Vivi, portanto, só, sem um amigo com quem pudesse realmente conversar, até o dia, cerca de seis anos atrás, em que tive uma pane no deserto do Saara. Alguma coisa se quebrara no motor. E como eu não tinha comigo mecânico ou passageiro, preparei-me para empreender sozinho o difícil conserto. Era, pra mim, questão de vida ou morte.
Só dava para oito dias a água que eu tinha. Na primeira noite, adormeci sobre a areia, a milhas e milhas de qualquer terra habitada. Estava mais isolado que náufrago numa tábua, perdido no meio do mar. Imaginem então a minha surpresa quando, ao despertar do dia, uma vozinha estranha me acordou. Dizia
– Por favor… desenha-me um carneiro.
– Hein!?
– Desenha-me um carneiro…
Pus-me de pé, como atingido por um raio. Esfreguei os olhos. Olhei bem. E vi um pedacinho de gente inteiramente extraordinário, que me considerava com gravidade. Eis o melhor retrato que, mais tarde, consegui fazer dele.
Meu desenho é, seguramente, muito menos sedutor que o modelo. Não tenho culpa. Fora desencorajado, aos seis anos, da minha carreira de pintor, e só aprendera a desenhar jiboias abertas e fechadas.
Olhava essa aparição com olhos redondos de espanto. Não esqueçam que eu me achava a mil milhas de qualquer terra habitada. Era, o meu homenzinho não me parecia perdido, nem morto de fadiga, nem morto de fome, de sede ou de medo. Não tinha absolutamente a aparência de uma criança perdida no deserto, a mil milhas da região habitada. Quando pude enfim articular palavra, perguntei-lhe:
– Mas… que fazes aqui?
E ele repetiu-me então, brandamente, como uma coisa muito séria:
– Por favor… desenha-me um carneiro…
Quando o mistério é muito impressionante, a gente não ousa desobedecer. Por mais absurdo que aquilo me parecesse a mil milhas de qualquer lugar habitado e em perigo de morte, tirei do bolso uma folha de papel e uma caneta. Mas lembrei-me, então, que eu havia estudado de preferência geografia, história, cálculo e gramática, e disse ao garoto (com um pouco de mau humor) que eu não sabia desenhar. Respondeu-me:
– Não tem importância. Desenha-me um carneiro.

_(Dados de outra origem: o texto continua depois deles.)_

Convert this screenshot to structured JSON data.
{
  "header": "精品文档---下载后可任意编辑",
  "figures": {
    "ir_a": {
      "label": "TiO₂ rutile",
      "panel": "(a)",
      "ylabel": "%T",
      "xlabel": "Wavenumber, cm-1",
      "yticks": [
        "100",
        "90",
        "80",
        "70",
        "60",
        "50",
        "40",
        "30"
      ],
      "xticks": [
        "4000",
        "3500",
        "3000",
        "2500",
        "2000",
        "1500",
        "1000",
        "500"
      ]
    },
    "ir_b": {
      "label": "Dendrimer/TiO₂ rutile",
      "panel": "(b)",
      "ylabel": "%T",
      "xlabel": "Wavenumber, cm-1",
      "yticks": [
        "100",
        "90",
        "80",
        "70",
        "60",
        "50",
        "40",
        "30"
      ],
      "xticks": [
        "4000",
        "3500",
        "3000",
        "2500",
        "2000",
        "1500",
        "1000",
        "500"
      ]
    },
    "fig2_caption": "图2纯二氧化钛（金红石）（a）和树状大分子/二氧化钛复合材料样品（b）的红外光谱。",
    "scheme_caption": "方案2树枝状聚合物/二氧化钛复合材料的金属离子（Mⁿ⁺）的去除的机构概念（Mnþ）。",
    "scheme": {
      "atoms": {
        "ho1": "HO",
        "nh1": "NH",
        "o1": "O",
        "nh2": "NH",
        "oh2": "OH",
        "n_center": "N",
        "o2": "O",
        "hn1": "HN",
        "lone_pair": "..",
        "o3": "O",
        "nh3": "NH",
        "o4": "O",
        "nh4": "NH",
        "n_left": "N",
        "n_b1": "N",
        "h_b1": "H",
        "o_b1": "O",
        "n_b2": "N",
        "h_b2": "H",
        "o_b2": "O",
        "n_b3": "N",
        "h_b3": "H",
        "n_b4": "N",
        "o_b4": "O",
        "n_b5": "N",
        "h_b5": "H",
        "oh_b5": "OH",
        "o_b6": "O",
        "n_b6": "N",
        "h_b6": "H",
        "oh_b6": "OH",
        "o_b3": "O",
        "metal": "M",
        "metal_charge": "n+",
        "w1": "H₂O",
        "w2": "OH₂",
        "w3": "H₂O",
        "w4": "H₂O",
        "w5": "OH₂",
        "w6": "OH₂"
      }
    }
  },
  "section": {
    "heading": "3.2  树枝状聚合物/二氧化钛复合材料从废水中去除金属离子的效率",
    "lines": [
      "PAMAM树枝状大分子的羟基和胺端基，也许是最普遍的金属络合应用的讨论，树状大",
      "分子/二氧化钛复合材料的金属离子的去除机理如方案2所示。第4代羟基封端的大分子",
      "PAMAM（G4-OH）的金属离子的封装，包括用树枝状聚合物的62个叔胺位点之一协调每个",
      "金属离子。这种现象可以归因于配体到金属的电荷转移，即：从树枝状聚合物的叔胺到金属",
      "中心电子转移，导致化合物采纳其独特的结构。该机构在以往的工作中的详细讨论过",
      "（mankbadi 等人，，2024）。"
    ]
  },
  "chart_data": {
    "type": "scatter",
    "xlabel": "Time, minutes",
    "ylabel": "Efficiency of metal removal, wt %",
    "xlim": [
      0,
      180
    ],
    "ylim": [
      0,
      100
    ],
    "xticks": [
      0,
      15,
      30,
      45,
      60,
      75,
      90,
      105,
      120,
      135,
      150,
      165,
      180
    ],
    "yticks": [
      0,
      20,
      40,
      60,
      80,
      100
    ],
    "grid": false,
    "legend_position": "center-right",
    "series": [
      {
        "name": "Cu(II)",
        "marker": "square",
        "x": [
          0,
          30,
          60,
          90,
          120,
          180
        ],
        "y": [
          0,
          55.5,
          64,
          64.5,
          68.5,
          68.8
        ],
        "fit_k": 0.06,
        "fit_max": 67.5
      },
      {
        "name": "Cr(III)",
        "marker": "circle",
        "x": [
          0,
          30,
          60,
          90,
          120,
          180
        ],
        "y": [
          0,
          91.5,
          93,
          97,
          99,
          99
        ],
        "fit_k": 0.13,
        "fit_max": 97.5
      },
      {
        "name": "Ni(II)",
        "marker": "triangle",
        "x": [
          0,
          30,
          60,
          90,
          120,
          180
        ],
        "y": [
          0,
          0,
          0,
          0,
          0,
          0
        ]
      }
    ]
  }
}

Como jamais houvesse desenhado um carneiro, refiz para ele um dos dois únicos desenhos que eu sabia. O da jibóia fechada. E fiquei estupefato de ouvir o garoto explicar:
– Não! Não! Eu não quero um elefante numa jiboia. A jiboia é perigosa e o elefante toma muito espaço. Tudo é pequeno onde eu moro. Preciso dum carneiro. Desenha-me um carneiro.
Então eu desenhei:
Olhou atentamente, e disse:
– Não! Esse já é muito doente. Desenha outro.
Desenhei de novo.
Meu amigo sorriu com indulgência:
– Bem vês que isto não é um carneiro. É um bode… Olha os chifre…
Fiz mais uma vez o desenho.
Mas ele foi recusado como os precedentes:
– Este aí é muito velho. Quero um carneiro que viva muito
Então, perdendo a paciência, como tinha pressa de desmontar o motor, rabisquei um novo desenho. E arrisquei:
– Esta é a caixa. O carineiro está dentro
Mas fiquei surpreso de ver iluminar-se a face do meu pequeno juiz:
– Era assim mesmo que eu queria! Será preciso muito capim para esse carneiro?
– Por que?
– Porque é muito pequeno onde eu moro…
– Qualquer coisa chega. Eu te dei um carneirinho de nada!
Inclinou a cabeça sobre o desenho:
– Não é tão pequeno assim… Olha! Adormeceu…
E foi desse modo que eu travei conhecimento, um dia, com o meu pequeno princípe.